It will hopefully start to put the faith back into the property market and help out a country that was once a brilliant place before the younger generation ripped the heart out of it, the people I really feel sorry for is the older generation living there who worked 20 hour days to make sure holiday makers had a brilliant time and now the young greedy generation have totally lost all reality on life. I'll raise a glass upto the AIPP because they were in a very sticky situation with my evidence during the hearing as they were shocked at the extent of some of the things that was well out of their remit, but once I proved that some of their codes had been broken by the developer they had no choice but to strip them of their membership, but at the hearing its the first time i've experienced anything like it but regarding the use of the solicitor in question, the developer stated that this solicitor was completely indipendant????? but the solicitor had my sales agreement on their desk, and they had read through it and had done all the relavent searches????? At the hearing the developer said they would never have adviced clients to use this solicitor as it is against the Law????????? I laughed myself to sleep that night, that was just one thing but the book I will be writing on my experiences will have even more belters!!!! This developers downfall is the fact I have kept every single correspondence, every email exchanged, recorded letters sent and them simple not getting back to me once, because it seems they are above the Law and don't have to obey to rules but The AIPP have given me some faith

Which is really going to effect them


----------



## Veronica (Apr 5, 2008)

We had an email from that developer recently asking us to go and see them about marketing their properties. We ignored it
They are one of the developers we have said from the beginning we would never touch with a barge pole. We had personal experience of their lies having been foolish enough to allow them to bamboozle us when we first bought in Cyprus. We were lucky in that we paid cash for the property and we used our own lawyer not their pet one
When we took a copy of the draught contract to our lawyer she took one look at it and ripped it up. She then drew up a contract which protected our interests. The developer was not happy but they either accepted it or we would not have bought from them. When the time came that we wanted to sell thanks to the contract we had no problems.


----------



## joe1990 (Jul 26, 2009)

Veronica said:


> We had an email from that developer recently asking us to go and see them about marketing their properties. We ignored it
> They are one of the developers we have said from the beginning we would never touch with a barge pole. We had personal experience of their lies having been foolish enough to allow them to bamboozle us when we first bought in Cyprus. We were lucky in that we paid cash for the property and we used our own lawyer not their pet one
> When we took a copy of the draught contract to our lawyer she took one look at it and ripped it up. She then drew up a contract which protected our interests. The developer was not happy but they either accepted it or we would not have bought from them. When the time came that we wanted to sell thanks to the contract we had no problems.
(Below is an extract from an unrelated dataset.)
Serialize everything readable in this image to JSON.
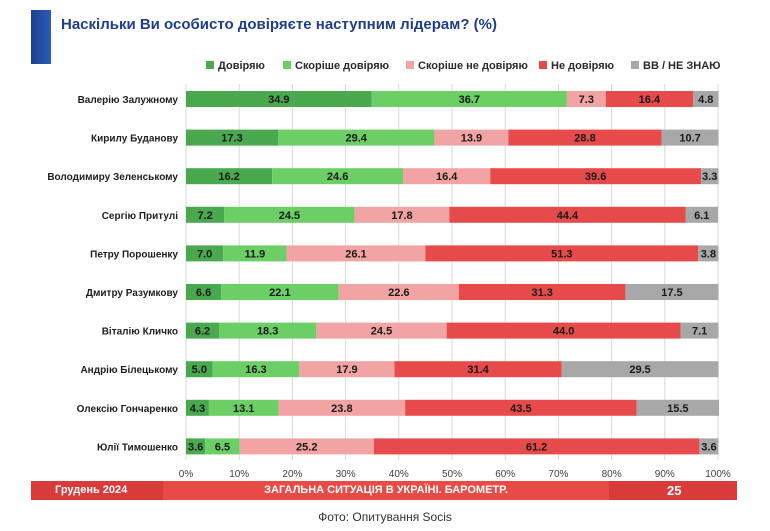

That's the proper way to do things, I was 26 when I bought in Paphos 2007 so really didn't have any experience of buying abroad but they had the AIPP membership so I assumed they were a proper regulated company, they are probably the biggest and have no regard at all for their customers once monies have been collected and contracts exchanged. But they sliped up with me because I am not back down :boxing:


----------



## Toxan (Dec 29, 2010)

The cracks are starting to appear!


----------



## ellados (Dec 8, 2010)

Good luck for the 18th Jan Joe


----------



## joe1990 (Jul 26, 2009)

Thanks for messages

I will keep everyone updated


----------